Upon the news, the pace accelerated from a concerned but jaunty jog to a competitive dash. They reached the room they’d been after in no time, a place affectionately known as the Freezer. Shayara wondered whether the room shared the same architect as the cargo hold. It was rather bare in the centre, only occupied by the main workstation which monitored the vitals of the subjects in hibernation. Shayara estimated that there were around fifty individual cylindrical pods that lined the available three walls. Most larger vessels were equipped with stasis pods, however they were only really used for long distance missions. It slowed ageing but sleep patterns had to be cycled to avoid a few unpleasant side effects. Freezer Burn was the most common and feared thanks to overcautious practices and rumour. The most heard of urban myth was that roughly ten years ago a long distance transport ship had been raided by pirates. After taking everything of value they departed and sabotaged the vessel's systems which locked the crew in the pods in a state of purgatory. It took a Senate recon team seven years to find them and the individuals that didn't die from the harsh revival procedures, the lucky ones, had become grossly deformed and had lost most of their memories. How true this story was was unclear but the idea was believable.
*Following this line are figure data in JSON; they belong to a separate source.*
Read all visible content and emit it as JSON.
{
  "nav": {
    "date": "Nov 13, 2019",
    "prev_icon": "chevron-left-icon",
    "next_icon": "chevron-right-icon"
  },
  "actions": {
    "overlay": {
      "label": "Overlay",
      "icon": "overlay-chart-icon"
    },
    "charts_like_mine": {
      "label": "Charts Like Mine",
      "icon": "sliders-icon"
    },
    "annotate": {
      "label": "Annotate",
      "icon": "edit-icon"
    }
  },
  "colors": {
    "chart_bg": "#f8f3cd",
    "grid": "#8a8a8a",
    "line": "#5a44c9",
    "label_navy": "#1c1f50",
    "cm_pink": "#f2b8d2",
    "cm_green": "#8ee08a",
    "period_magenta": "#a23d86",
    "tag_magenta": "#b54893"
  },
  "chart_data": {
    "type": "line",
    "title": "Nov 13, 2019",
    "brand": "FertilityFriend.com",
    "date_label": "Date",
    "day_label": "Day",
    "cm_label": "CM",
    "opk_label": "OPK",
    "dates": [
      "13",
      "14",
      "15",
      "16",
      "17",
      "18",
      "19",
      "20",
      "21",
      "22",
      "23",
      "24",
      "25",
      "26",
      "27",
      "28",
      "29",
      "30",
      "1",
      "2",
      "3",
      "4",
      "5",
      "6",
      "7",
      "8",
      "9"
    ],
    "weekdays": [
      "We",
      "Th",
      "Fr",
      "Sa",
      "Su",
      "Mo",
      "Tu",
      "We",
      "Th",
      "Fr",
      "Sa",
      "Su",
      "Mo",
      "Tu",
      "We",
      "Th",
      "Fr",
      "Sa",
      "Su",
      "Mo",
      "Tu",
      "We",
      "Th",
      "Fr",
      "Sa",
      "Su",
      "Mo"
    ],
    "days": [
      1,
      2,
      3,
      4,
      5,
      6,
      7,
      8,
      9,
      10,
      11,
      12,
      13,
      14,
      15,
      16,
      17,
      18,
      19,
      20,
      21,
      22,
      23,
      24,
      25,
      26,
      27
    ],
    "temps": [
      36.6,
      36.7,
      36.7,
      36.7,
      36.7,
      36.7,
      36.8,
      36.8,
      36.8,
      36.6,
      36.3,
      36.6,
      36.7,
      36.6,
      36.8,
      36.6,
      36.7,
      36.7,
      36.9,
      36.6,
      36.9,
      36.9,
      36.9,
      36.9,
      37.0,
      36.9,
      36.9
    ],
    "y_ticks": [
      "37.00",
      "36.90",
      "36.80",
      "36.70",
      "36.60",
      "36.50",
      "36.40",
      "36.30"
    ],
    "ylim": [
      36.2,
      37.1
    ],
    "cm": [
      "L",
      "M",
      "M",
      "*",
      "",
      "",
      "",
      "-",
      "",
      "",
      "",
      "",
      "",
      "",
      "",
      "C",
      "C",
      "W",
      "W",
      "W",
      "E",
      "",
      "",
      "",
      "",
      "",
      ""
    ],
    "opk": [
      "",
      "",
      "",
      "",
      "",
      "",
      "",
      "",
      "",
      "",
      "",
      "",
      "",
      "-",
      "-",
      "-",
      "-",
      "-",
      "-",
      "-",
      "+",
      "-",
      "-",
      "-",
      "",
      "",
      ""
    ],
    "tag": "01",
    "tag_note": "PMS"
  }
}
One of the nearest pods had shattered glass with orange stains smeared all over it. "Sarcurian blood?” Shayara probed in reaction to Jarner's head nod. Next to it, the glass of stasis pod number forty one was misted up so badly that not even a silhouette could be made out. She wiped away the condensation with her gauntlet to be confronted by the striking features of a female Sarcurian Luminary in deep sleep. Her majestic battle armour betrayed her lethality and experience that her youth and beauty had hoped to conceal. Jarner hadn't said a word but they both knew they'd either found a witness or the prime suspect. Her vitals weren't good but the stasis tank had done a fairly decent job of keeping her stable, which was why she had climbed or been placed inside it in the first place. If she hadn’t gotten medical attention promptly after the incident she'd probably have died as her injuries were serious. She had a fractured ankle, bruised ribs, numerous deep cuts and her primary heart had suffered a projectile injury and had shut down. Thankfully the Pariah had a doctor on staff.